3. treat skills like a distribution, not a badge
in a polarized market:
- the middle gets hollowed out
- the bottom is crowded
- the top is small but extremely rewarded
if you’re serious, your only real option is to sprint as far up the right tail as you can.
concretely, for tech:
- attack fundamentals (systems, math, statistics) instead of memorizing interview patterns and obsessing over what you think a non-technical HR recruiter will find impressive on a resume
- build things that hurt a little. stuff that interacts with the real world, has users, hits limits
- ask “could GPT-7 do this better than me?” and if the answer is “yes, easily,” it's probably time to move upstack
4. keep your identity small
superforecasters generally don’t wrap their identity around a single ideology or prediction.
this is the opposite of twitter/linkedin-brain, where every take is tied to “my brand.”
the smaller your identity, the easier it is to say:
yeah, i was wrong, new data, updated.
because the faster you update, the less damage you do to your future self.
a bayesian mindset is probably one of the most important habits to being successful in anything you do in life.
closing thoughts
i honestly did not expect a casual question to someone whose shoes i'd like to be in to send me into a spiral about late-stage capitalism, polarization, and the death of the competent middle.
but it did force a pretty clean separation in my head:
-
there’s the part of the world that rewards being loud, simple, and certain
-
and there’s the part that rewards being calibrated, nuanced, and willing to say “i don’t know, but here’s a 65% guess”

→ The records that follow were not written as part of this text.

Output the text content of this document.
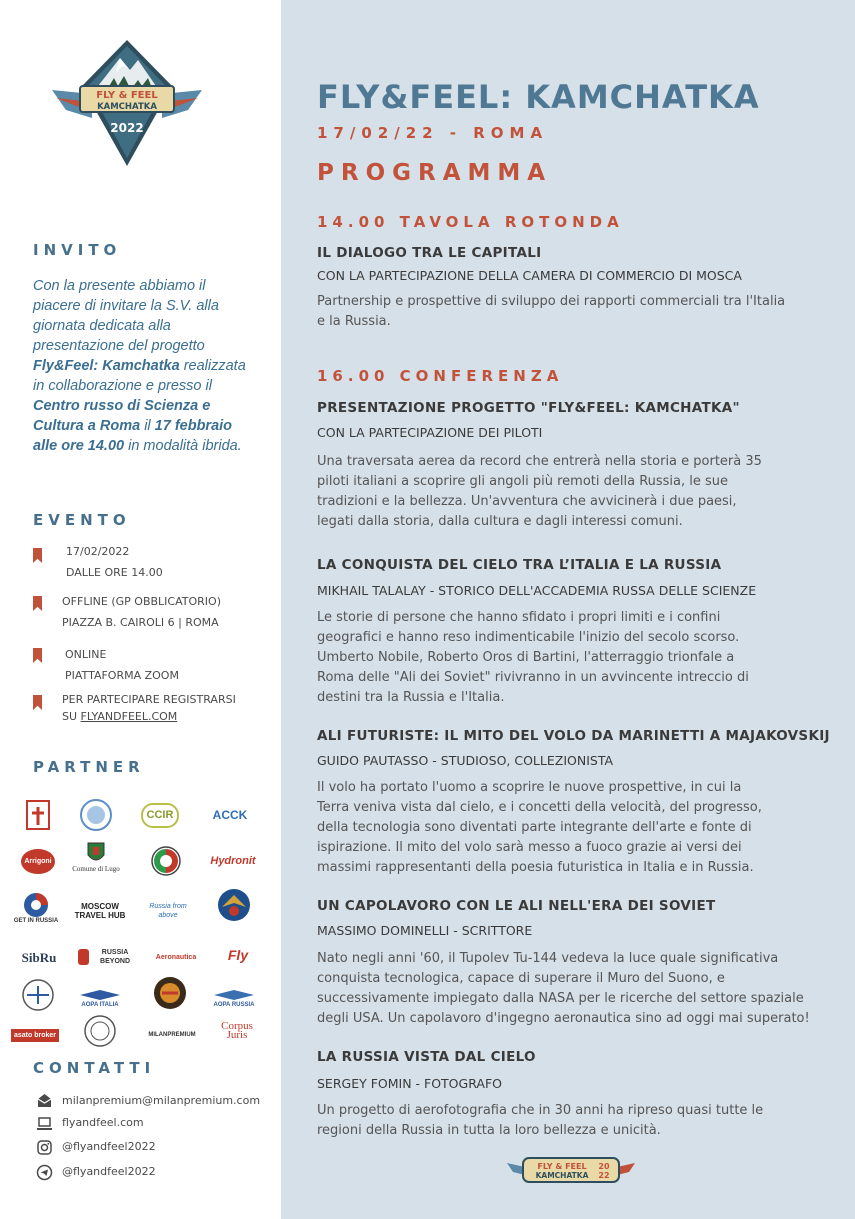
FLY & FEEL
KAMCHATKA
2022
INVITO
Con la presente abbiamo il piacere di invitare la S.V. alla giornata dedicata alla presentazione del progetto Fly&Feel: Kamchatka realizzata in collaborazione e presso il Centro russo di Scienza e Cultura a Roma il 17 febbraio alle ore 14.00 in modalità ibrida.
EVENTO
17/02/2022
DALLE ORE 14.00
OFFLINE (GP OBBLICATORIO)
PIAZZA B. CAIROLI 6 | ROMA
ONLINE
PIATTAFORMA ZOOM
PER PARTECIPARE REGISTRARSI
SU FLYANDFEEL.COM
PARTNER
CCIR	ACCK
Arrigoni
Comune di Lugo
Hydronit
GET IN RUSSIA
MOSCOW TRAVEL HUB
Russia from above
SibRu	RUSSIA BEYOND
Aeronautica	Fly
AOPA ITALIA	AOPA RUSSIA
asato broker	MILANPREMIUM
Corpus Juris
CONTATTI
milanpremium@milanpremium.com
flyandfeel.com
@flyandfeel2022
@flyandfeel2022
FLY&FEEL: KAMCHATKA
17/02/22 - ROMA
PROGRAMMA
14.00 TAVOLA ROTONDA
IL DIALOGO TRA LE CAPITALI
CON LA PARTECIPAZIONE DELLA CAMERA DI COMMERCIO DI MOSCA
Partnership e prospettive di sviluppo dei rapporti commerciali tra l'Italia
e la Russia.
16.00 CONFERENZA
PRESENTAZIONE PROGETTO "FLY&FEEL: KAMCHATKA"
CON LA PARTECIPAZIONE DEI PILOTI
Una traversata aerea da record che entrerà nella storia e porterà 35
piloti italiani a scoprire gli angoli più remoti della Russia, le sue
tradizioni e la bellezza. Un'avventura che avvicinerà i due paesi,
legati dalla storia, dalla cultura e dagli interessi comuni.
LA CONQUISTA DEL CIELO TRA L’ITALIA E LA RUSSIA
MIKHAIL TALALAY - STORICO DELL'ACCADEMIA RUSSA DELLE SCIENZE
Le storie di persone che hanno sfidato i propri limiti e i confini
geografici e hanno reso indimenticabile l'inizio del secolo scorso.
Umberto Nobile, Roberto Oros di Bartini, l'atterraggio trionfale a
Roma delle "Ali dei Soviet" rivivranno in un avvincente intreccio di
destini tra la Russia e l'Italia.
ALI FUTURISTE: IL MITO DEL VOLO DA MARINETTI A MAJAKOVSKIJ
GUIDO PAUTASSO - STUDIOSO, COLLEZIONISTA
Il volo ha portato l'uomo a scoprire le nuove prospettive, in cui la
Terra veniva vista dal cielo, e i concetti della velocità, del progresso,
della tecnologia sono diventati parte integrante dell'arte e fonte di
ispirazione. Il mito del volo sarà messo a fuoco grazie ai versi dei
massimi rappresentanti della poesia futuristica in Italia e in Russia.
UN CAPOLAVORO CON LE ALI NELL'ERA DEI SOVIET
MASSIMO DOMINELLI - SCRITTORE
Nato negli anni '60, il Tupolev Tu-144 vedeva la luce quale significativa
conquista tecnologica, capace di superare il Muro del Suono, e
successivamente impiegato dalla NASA per le ricerche del settore spaziale
degli USA. Un capolavoro d'ingegno aeronautica sino ad oggi mai superato!
LA RUSSIA VISTA DAL CIELO
SERGEY FOMIN - FOTOGRAFO
Un progetto di aerofotografia che in 30 anni ha ripreso quasi tutte le
regioni della Russia in tutta la loro bellezza e unicità.
FLY & FEEL
KAMCHATKA
20
22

right now, the first part is winning the attention war. it’s why presidential debates feel like reality TV, why everyone speaks in absolutes (lol), and why every problem is viewed through the lens of big-idea people.
the second part quietly runs trading desks, research labs, and the few teams in tech still doing non-clown work.
and i'm confident which side i'd like to end up on.
if you’re a fellow logic-obsessed semantics goblin who enjoys arguing about the exact hexcode of gray… good news: the world is polarizing, and that makes your nerd brain more valuable, not less, so long as you lean into the fox side, keep score, and stay just a little bit less wrong each year.